The Green Fund is being launched in the broad context of long-term financial support agreed last year at the UN climate change conference in Cancún, Mexico, under which industrialized countries committed to a goal of jointly mobilizing $100 billion per year by 2020.

The funds would be raised from both public and private sources and directly linked to meaningful climate change mitigation actions and transparency on implementation.

The Cancún Agreements are a set of decisions by the international community to address the long-term challenge of climate change collectively and comprehensively over time and to take concrete action to speed up global response.

The Green Climate Fund was only one of several new institutions agreed at Cancún. The others are a technology mechanism to get clean technologies to the right places and an adaptation framework to boost international cooperation to help developing countries protect themselves from the impacts of climate change.

Meanwhile, the UN Environment Programme (UNEP) reported that nearly 200 participants of a green economy symposium met today in South Africa with the 30 global winners of the SEED Awards to look at ways to accelerate the transition to a green economy in developing countries.

The SEED Awards, part of an initiative hosted by UNEP, recognize inspiring social and environmental entrepreneurs whose businesses can help meet sustainable development challenges, boost local economies and alleviate poverty.

Today’s symposium focused on policies needed to accelerate the transition to a green economy and on the environmental and social contribution of community-level entrepreneurs in developing countries.

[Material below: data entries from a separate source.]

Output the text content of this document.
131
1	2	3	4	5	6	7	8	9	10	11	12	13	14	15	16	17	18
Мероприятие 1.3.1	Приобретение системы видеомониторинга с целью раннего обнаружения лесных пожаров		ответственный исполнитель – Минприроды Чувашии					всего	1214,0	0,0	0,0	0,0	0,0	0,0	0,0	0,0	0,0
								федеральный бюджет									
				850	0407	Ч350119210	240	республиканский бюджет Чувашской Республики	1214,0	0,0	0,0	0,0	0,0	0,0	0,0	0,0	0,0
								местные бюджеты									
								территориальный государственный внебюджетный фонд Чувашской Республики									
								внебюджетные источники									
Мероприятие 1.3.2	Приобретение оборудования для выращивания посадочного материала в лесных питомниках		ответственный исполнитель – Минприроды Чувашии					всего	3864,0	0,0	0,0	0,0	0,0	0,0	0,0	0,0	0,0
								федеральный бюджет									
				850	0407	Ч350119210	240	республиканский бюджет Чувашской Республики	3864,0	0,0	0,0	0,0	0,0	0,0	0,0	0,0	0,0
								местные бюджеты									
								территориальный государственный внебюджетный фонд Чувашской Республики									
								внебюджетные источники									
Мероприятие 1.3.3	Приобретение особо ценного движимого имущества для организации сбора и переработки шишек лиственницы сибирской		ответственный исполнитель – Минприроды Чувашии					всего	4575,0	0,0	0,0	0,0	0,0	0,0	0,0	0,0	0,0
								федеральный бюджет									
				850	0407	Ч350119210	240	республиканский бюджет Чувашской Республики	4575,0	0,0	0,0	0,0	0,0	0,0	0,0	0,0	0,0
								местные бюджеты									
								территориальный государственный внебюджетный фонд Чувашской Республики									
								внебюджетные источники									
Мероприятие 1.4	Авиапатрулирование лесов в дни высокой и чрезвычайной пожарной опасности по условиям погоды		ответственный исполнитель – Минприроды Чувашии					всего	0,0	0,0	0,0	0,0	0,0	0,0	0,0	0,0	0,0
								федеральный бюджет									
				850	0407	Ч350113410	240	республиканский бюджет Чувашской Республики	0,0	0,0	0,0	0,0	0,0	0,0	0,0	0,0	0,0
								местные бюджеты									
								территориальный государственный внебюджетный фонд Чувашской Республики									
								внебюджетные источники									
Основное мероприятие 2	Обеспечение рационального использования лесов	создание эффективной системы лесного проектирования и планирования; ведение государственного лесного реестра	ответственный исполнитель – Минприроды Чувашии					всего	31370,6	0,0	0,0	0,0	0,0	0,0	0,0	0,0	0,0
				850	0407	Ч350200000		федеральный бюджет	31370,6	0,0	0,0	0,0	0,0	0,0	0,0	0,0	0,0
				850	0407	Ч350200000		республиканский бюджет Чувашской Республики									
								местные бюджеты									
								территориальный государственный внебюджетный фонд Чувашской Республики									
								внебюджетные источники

The latest SEED Award winners largely come from Africa, placing particular emphasis on initiatives from Burkina Faso, Ghana, Kenya, Rwanda, Senegal and South Africa. Together with Egypt, these are pilot countries in a joint project between the SEED Initiative and UNEP’s Green Economy Initiative, which is funded largely by the European Union.

The winners include a bamboo bicycle project in Ghana that makes use of the country’s vast bamboo supplies; a Ugandan enterprise manufacturing stationery from agricultural waste; a Chinese project producing a novel solar device that turns waste heat into electricity; and a South African female-run business making a hand-held laundry device that saves water and cuts pollution.